Il devastante approfondirsi dell'automazione in generale, non solo dell'IA, non viene mai messo seriamente in discussione. L'immagine del capitalismo, visto come Fenice che rinasce sempre dalla sua stessa distruzione, rimane ben fissa nella retina intellettuale, e la banalità schumpeteriana della "distruzione creativa" è ormai diventato un dogma teorico. La lettera degli scienziati affronta il problema del lavoro solamente dal punto di vista della fruizione («Dovremmo automatizzare tutti i lavori, compresi anche quelli più gratificanti?» si chiedono).

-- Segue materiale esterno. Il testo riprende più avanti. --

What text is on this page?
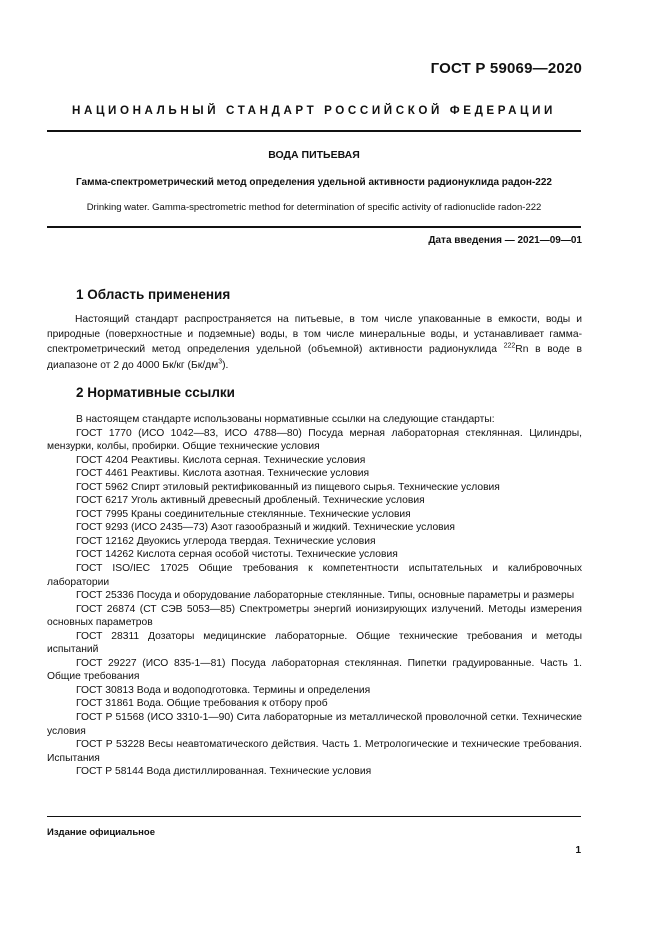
ГОСТ Р 59069—2020

НАЦИОНАЛЬНЫЙ СТАНДАРТ РОССИЙСКОЙ ФЕДЕРАЦИИ

ВОДА ПИТЬЕВАЯ

Гамма-спектрометрический метод определения удельной активности радионуклида радон-222

Drinking water. Gamma-spectrometric method for determination of specific activity of radionuclide radon-222

Дата введения — 2021—09—01

1 Область применения

Настоящий стандарт распространяется на питьевые, в том числе упакованные в емкости, воды и природные (поверхностные и подземные) воды, в том числе минеральные воды, и устанавливает гамма-спектрометрический метод определения удельной (объемной) активности радионуклида $^{222}$Rn в воде в диапазоне от 2 до 4000 Бк/кг $(Бк/дм^3)$.

2 Нормативные ссылки

В настоящем стандарте использованы нормативные ссылки на следующие стандарты:

ГОСТ 1770 (ИСО 1042—83, ИСО 4788—80) Посуда мерная лабораторная стеклянная. Цилиндры, мензурки, колбы, пробирки. Общие технические условия

ГОСТ 4204 Реактивы. Кислота серная. Технические условия

ГОСТ 4461 Реактивы. Кислота азотная. Технические условия

ГОСТ 5962 Спирт этиловый ректификованный из пищевого сырья. Технические условия

ГОСТ 6217 Уголь активный древесный дробленый. Технические условия

ГОСТ 7995 Краны соединительные стеклянные. Технические условия

ГОСТ 9293 (ИСО 2435—73) Азот газообразный и жидкий. Технические условия

ГОСТ 12162 Двуокись углерода твердая. Технические условия

ГОСТ 14262 Кислота серная особой чистоты. Технические условия

ГОСТ ISO/IEC 17025 Общие требования к компетентности испытательных и калибровочных лаборатории

ГОСТ 25336 Посуда и оборудование лабораторные стеклянные. Типы, основные параметры и размеры

ГОСТ 26874 (СТ СЭВ 5053—85) Спектрометры энергий ионизирующих излучений. Методы измерения основных параметров

ГОСТ 28311 Дозаторы медицинские лабораторные. Общие технические требования и методы испытаний

ГОСТ 29227 (ИСО 835-1—81) Посуда лабораторная стеклянная. Пипетки градуированные. Часть 1. Общие требования

ГОСТ 30813 Вода и водоподготовка. Термины и определения

ГОСТ 31861 Вода. Общие требования к отбору проб

ГОСТ Р 51568 (ИСО 3310-1—90) Сита лабораторные из металлической проволочной сетки. Технические условия

ГОСТ Р 53228 Весы неавтоматического действия. Часть 1. Метрологические и технические требования. Испытания

ГОСТ Р 58144 Вода дистиллированная. Технические условия

Издание официальное

1
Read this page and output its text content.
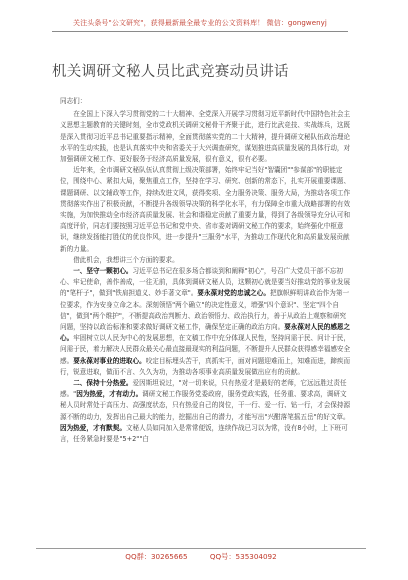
关注头条号"公文研究"，获得最新最全最专业的公文资料库！ 微信：gongwenyj
机关调研文秘人员比武竞赛动员讲话

同志们：

在全国上下深入学习贯彻党的二十大精神、全党深入开展学习贯彻习近平新时代中国特色社会主义思想主题教育的关键时刻，全市党政机关调研文秘骨干齐聚于此，进行比武竞技、实战练兵，这既是深入贯彻习近平总书记重要指示精神，全面贯彻落实党的二十大精神，提升调研文秘队伍政治理论水平的生动实践，也是认真落实中央和省委关于大兴调查研究，谋划推进高质量发展的具体行动，对加强调研文秘工作、更好服务于经济高质量发展，很有意义，很有必要。

近年来，全市调研文秘队伍认真贯彻上级决策部署，始终牢记当好"智囊团""参谋部"的职能定位，围绕中心、紧扣大局，聚焦重点工作，坚持在学习、研究、创新的常态下，扎实开展重要课题、课题调研、以文辅政等工作，持续改进文风，获得奖项、全力服务决策、服务大局，为推动各项工作贯彻落实作出了积极贡献，不断提升各级领导决策的科学化水平，有力保障全市重大战略部署的有效实施，为加快推动全市经济高质量发展、社会和谐稳定贡献了重要力量，得到了各级领导充分认可和高度评价，同志们要按照习近平总书记和党中央、省市委对调研文秘工作的要求，始终强化中枢意识，继续发扬能打胜仗的优良作风，进一步提升"三服务"水平，为推动工作现代化和高质量发展贡献新的力量。

借此机会，我想讲三个方面的要求。

一、坚守一颗初心。习近平总书记在很多场合都谈到和阐释"初心"，号召广大党员干部不忘初心、牢记使命，善作善成，一往无前，具体到调研文秘人员，这颗初心就是要当好推动党的事业发展的"笔杆子"，做到"铁肩担道义、妙手著文章"。要永葆对党的忠诚之心。把旗帜鲜明讲政治作为第一位要求，作为安身立命之本。深刻领悟"两个确立"的决定性意义，增强"四个意识"、坚定"四个自信"，做到"两个维护"，不断提高政治判断力、政治领悟力、政治执行力，善于从政治上观察和研究问题，坚持以政治标准和要求做好调研文秘工作，确保坚定正确的政治方向。要永葆对人民的感恩之心。牢固树立以人民为中心的发展思想，在文稿工作中充分体现人民性，坚持问需于民、问计于民，问需于民，着力解决人民群众最关心最直接最现实的利益问题，不断提升人民群众获得感幸福感安全感。要永葆对事业的进取心。咬定目标埋头苦干，真抓实干，面对问题迎难而上，知难而进，蹄疾而行，锐意进取，做而不言、久久为功，为推动各项事业高质量发展做出应有的贡献。

二、保持十分热爱。爱因斯坦说过，"对一切来说，只有热爱才是最好的老师，它远远胜过责任感。"因为热爱，才有动力。调研文秘工作服务党委政府，服务党政实践，任务重、要求高，调研文秘人员时常处于高压力、高强度状态，只有热爱自己的岗位，干一行、爱一行、钻一行，才会保持源源不断的动力，发挥出自己最大的能力，挖掘出自己的潜力，才能写出"兴酣落笔摇五岳"的好文章。因为热爱，才有默契。文秘人员如同加入是常常便饭，连续作战已习以为常，没有8小时，上下班可言，任务紧急时要是"5+2""白

QQ群：30265665	QQ号：535304092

Il che non sorprende, se consideriamo che il lavoro è stato reso parte della natura umana, e quindi sembra insuperabile (con il marxismo, che in questa ontologia tipicamente moderna gioca un suo ruolo assolutamente decisivo). L'idea secondo cui la tecnologia ricreerà i posti di lavoro - creando in più anche nuove figure - fa parte di tale dogma, e si è radicata nella certezza che ci sarà un adeguamento automatico del mercato.
Ciò che si realizza, a partire da tutta questa ignoranza relativa agli impatti sociali, è la perpetuazione stessa del capitalismo. I timori della società non andrebbero indirizzati contro una macchina autonoma, stile Skynet (e questo sebbene anch'essa rappresenti un pericolo effettivo a causa della natura stessa delle relazioni feticistiche e incontrollabili del capitalismo). La paura dovrebbe essere piuttosto rivolta al capitale stesso, in quanto relazione sociale autonomizzata che rende ormai superfluo il lavoro umano.
Anche in questo caso ci troviamo ancora di fronte a un fraintendimento della natura sociale della catastrofe, che viene esteriorizzata. Se la fine del mondo è ormai più consueta della fine del capitalismo, ecco che allora può diventare ancora più facile immaginare anche la fine dell'umanità; stavolta causata da una minaccia cibernetica, piuttosto che dalla disintegrazione di quella che è la relazione sociale di base: il lavoro.